When I first started teaching more than 13 years ago, I remember parents complaining to me that Singapore Mathematics is more a test of the child’s language abilities than his mathematical abilities. I must admit that what he said has more than a grain of truth. The two word problems below illustrate how a single preposition can make a world of a difference in the solution.

Ravi has 20 balloons. He wants to share them with 4 of his friends. How many balloons will each of them get?

Ravi shares the balloons with 4 of his friends, resulting in 5 persons sharing the balloons. The Mathematical statement should be 20 ÷ 5 = 4. Each of them gets 4 balloons.

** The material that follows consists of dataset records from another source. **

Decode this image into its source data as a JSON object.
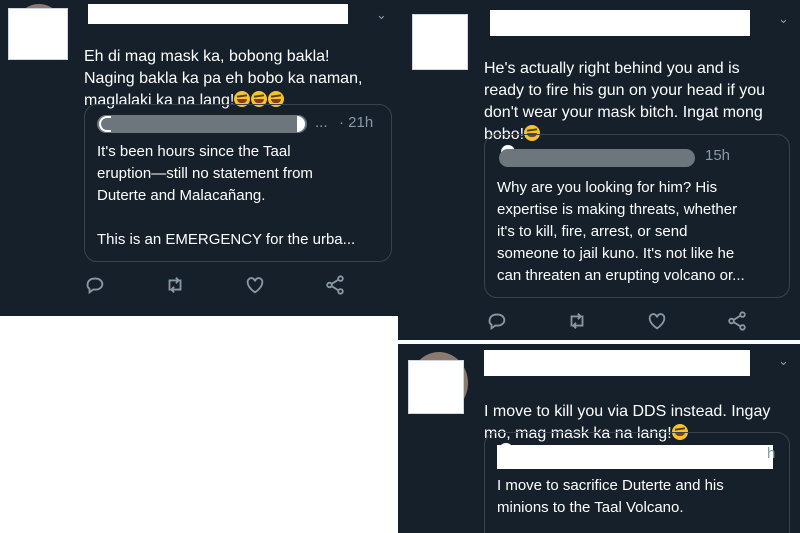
{
  "tweets": [
    {
      "text": "Eh di mag mask ka, bobong bakla!\nNaging bakla ka pa eh bobo ka naman,\nmaglalaki ka na lang!",
      "emoji_count": 3,
      "quote": {
        "ellipsis": "...",
        "time": "· 21h",
        "text": "It's been hours since the Taal\neruption—still no statement from\nDuterte and Malacañang.\n\nThis is an EMERGENCY for the urba..."
      }
    },
    {
      "text": "He's actually right behind you and is\nready to fire his gun on your head if you\ndon't wear your mask bitch. Ingat mong\nbobo!",
      "emoji_count": 1,
      "quote": {
        "time": "15h",
        "text": "Why are you looking for him? His\nexpertise is making threats, whether\nit's to kill, fire, arrest, or send\nsomeone to jail kuno. It's not like he\ncan threaten an erupting volcano or..."
      }
    },
    {
      "text": "I move to kill you via DDS instead. Ingay\nmo, mag mask ka na lang!",
      "emoji_count": 1,
      "quote": {
        "time": "h",
        "text": "I move to sacrifice Duterte and his\nminions to the Taal Volcano."
      }
    }
  ],
  "icons": {
    "chevron": "chevron-down-icon",
    "reply": "reply-icon",
    "retweet": "retweet-icon",
    "like": "heart-icon",
    "share": "share-icon"
  },
  "colors": {
    "background": "#15202b",
    "border": "#38444d",
    "secondary_text": "#8899a6",
    "redaction": "#ffffff"
  }
}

Ravi has 20 balloons. He wants to share them among 4 of his friends. How many balloons will each of them get?

A simple switch of prepositions has changed the scenario. Ravi is not sharing in the balloons, he is sharing them among his 4 friends. The Mathematical statement should be 20 ÷ 4 = 5. Each of his friends gets 5 balloons.

As a teacher who has brains for both languages and mathematics, however, I am inclined to think that the latter question was poorly set. The word “share” implies that the owner is also a part of the equitable sharing of balloons. Not only that, but in order to ensure no child comes up with a solution where each child has a different number of balloons, all of which add up to 20, I will make sure I add the phrase “share equally”. I believe a question should be set precisely so that the language is clear what the child should do.

Children in Singapore have it tough indeed, with questions like these to tackle under time pressure in our examinations.